There has been no shortage of examples of holding others personally blameworthy over their choices during the pandemic: judging those who travel, eat inside restaurants, keep their children from or send them to in-person school, and so on. Friends hold other friends blameworthy for gaming a vaccine system to get vaccinated before they are technically eligible, while the public holds medical institutions blameworthy for their broad interpretation of vaccine allocation criteria. In each of these examples, though, part of why it is even possible to hold people blameworthy for these actions is the inconsistency of rules and regulations guiding norms regarding travel, school, indoor activities, and vaccination implementation protocols. Judging friends for gaming a vaccination system reveals not only our disappointment about our friends’ value systems, but also about a vaccination system so susceptible to misuse.
Read along these lines, moral vaccine guilt doesn’t reinforce misunderstood criteria about social value or personal worth to receive a vaccine. Instead, moral guilt reflects indignation with the reality that vulnerable individuals and groups have received insufficient moral consideration in the establishment of vaccine allocation plans that are so susceptible to inequity and manipulation.
As a moral assessment, experiencing guilt (or placing vaccine blame) underscores our responsibility to respond to the injustice that others are wrongly excluded from allocation criteria, that the criteria themselves are so difficult in some cases to track and enforce, and that the structural failures of vaccine rollout (in the US, but also on a global scale) have left many who should be eligible for vaccination with a lack access to doses, while others can maneuver a system to gain access.
Even with vaccines seemingly available and many more people technically eligible, at least in the US, feeling vaccine guilt might be the right reaction to have when one realizes that one got a vaccine because one is privileged, savvy, or lucky, within systems that putatively aimed to be fair, but come up seriously short of achieving fairness.
Many bioethicists and medical leaders have encouraged people to accept vaccination as soon as it is offered to them. This message rightly appeases the emotional guilt that one is getting something one doesn’t deserve or is not yet due; arguably, we are all due vaccination for our own health and that of our community. Some have even suggested it is morally permissible to get “creative” when interpreting one’s vaccine eligibility.
But the moral guilt we feel upon being vaccinated is one we have good reason to sit with, rather than ease. It points to our awareness that, for reasons often not specific to us as individuals, some of us have vaccine access that others simply do not. It also reveals our implication in systems we recognize as unfair. As beneficiaries of flawed or poorly executed public health systems, our moral guilt illustrates our moral responsibility as participants in a collective that permits injustice to continue.

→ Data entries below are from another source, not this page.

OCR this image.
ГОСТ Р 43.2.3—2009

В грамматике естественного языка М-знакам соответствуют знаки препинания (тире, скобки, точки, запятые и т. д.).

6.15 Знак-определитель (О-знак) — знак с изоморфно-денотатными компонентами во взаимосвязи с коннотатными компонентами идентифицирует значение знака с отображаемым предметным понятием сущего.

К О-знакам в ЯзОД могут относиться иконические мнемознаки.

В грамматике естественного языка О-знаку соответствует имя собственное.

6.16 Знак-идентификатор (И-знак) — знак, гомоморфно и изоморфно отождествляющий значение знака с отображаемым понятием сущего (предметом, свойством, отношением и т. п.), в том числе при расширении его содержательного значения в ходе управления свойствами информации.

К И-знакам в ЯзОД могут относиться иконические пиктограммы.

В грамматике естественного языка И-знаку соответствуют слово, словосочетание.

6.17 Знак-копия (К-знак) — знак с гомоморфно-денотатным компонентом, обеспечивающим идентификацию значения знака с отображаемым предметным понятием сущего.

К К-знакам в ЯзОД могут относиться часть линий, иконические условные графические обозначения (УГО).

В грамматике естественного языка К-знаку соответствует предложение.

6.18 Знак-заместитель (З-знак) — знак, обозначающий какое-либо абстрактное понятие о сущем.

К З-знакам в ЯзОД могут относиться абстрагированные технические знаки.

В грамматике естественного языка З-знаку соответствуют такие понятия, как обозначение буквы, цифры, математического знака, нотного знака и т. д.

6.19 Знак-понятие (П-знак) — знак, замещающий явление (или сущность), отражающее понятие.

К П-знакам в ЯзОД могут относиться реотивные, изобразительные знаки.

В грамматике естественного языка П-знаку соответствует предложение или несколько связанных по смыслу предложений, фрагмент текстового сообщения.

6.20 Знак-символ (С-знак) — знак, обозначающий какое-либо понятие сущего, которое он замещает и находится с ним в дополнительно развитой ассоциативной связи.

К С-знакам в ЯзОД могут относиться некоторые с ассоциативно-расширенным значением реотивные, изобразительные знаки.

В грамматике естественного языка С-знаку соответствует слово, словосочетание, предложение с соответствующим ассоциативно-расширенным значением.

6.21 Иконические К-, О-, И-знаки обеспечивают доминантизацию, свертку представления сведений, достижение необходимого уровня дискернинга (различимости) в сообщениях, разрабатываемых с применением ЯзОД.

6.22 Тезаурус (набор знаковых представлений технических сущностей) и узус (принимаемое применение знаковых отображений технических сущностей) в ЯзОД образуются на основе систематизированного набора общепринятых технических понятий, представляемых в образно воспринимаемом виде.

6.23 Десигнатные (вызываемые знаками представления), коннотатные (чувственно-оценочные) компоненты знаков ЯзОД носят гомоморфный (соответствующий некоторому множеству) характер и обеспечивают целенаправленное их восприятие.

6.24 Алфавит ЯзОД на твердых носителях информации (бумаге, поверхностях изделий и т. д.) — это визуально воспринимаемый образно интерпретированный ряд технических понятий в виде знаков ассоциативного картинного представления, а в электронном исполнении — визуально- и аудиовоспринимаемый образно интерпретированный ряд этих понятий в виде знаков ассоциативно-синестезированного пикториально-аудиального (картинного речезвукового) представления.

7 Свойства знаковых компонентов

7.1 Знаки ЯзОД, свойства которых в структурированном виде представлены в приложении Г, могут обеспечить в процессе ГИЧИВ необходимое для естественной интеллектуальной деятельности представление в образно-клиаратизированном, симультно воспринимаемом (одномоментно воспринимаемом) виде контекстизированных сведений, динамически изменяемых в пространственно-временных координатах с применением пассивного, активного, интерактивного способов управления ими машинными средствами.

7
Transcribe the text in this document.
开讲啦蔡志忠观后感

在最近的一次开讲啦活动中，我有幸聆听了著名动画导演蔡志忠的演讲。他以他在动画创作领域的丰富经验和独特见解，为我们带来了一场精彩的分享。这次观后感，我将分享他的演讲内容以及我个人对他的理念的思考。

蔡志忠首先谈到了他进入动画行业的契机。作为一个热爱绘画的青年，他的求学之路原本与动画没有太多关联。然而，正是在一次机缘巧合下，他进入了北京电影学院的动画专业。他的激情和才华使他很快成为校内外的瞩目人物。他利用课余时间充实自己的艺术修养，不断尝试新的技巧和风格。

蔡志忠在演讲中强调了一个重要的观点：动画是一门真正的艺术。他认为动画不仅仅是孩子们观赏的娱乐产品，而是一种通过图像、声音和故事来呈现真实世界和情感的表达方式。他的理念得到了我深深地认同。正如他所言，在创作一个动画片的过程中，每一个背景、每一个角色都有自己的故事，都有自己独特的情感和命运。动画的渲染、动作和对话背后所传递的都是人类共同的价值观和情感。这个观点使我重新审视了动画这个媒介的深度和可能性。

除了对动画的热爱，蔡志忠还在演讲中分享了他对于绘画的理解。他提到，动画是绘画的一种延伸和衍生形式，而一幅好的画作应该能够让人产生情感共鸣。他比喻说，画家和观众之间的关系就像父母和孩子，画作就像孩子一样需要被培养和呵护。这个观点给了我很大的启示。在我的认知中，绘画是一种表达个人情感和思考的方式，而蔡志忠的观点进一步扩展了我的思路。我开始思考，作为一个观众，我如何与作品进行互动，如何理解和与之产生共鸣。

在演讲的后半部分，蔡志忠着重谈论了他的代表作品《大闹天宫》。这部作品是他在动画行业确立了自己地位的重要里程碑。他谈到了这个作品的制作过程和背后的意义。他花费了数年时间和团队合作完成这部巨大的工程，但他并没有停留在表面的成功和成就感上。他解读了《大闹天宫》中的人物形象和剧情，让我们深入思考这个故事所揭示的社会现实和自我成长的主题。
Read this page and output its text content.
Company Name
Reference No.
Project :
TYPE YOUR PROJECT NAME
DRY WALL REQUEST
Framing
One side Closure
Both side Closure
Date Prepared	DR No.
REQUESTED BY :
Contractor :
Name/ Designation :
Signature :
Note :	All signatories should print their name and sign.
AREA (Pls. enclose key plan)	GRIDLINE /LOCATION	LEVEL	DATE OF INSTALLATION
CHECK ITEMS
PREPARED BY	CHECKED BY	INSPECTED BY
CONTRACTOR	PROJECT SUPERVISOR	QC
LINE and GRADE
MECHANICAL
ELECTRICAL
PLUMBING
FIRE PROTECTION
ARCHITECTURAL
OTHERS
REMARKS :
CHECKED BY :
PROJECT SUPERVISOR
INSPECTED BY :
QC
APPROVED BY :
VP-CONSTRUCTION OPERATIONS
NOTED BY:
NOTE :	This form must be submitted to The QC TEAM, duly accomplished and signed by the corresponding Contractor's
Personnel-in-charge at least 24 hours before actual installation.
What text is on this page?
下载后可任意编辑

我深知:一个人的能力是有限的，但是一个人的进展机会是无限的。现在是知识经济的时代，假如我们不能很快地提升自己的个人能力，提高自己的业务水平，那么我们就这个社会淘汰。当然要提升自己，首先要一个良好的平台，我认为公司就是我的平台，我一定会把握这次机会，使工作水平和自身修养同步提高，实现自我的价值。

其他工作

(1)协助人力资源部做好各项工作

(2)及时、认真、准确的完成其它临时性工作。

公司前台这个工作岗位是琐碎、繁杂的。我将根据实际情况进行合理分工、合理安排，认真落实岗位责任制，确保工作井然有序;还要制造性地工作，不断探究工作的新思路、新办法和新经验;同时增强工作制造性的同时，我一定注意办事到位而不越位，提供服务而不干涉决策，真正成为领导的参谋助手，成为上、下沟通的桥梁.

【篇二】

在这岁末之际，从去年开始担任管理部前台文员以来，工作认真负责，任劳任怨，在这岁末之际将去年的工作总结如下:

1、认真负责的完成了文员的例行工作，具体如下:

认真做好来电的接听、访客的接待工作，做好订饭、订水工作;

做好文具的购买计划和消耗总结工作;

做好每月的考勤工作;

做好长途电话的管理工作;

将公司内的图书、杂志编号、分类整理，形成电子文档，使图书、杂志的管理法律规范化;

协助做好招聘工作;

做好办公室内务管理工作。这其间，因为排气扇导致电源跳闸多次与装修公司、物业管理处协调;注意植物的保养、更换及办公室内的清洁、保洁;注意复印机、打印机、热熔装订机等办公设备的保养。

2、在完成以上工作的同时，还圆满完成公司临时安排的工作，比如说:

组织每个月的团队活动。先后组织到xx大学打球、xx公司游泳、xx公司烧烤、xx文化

Fletcher suggests that those sincerely concerned about “vulnerable populations…. can practice solidarity by contacting local and state legislators and health directors to advocate for more vaccination programs and sites, especially in underserved communities.” Some have formed networks to provide transport to help people attend their vaccination appointments. Perhaps, then, we should convert our vaccine guilt into vaccine indignation, as well as activism and action.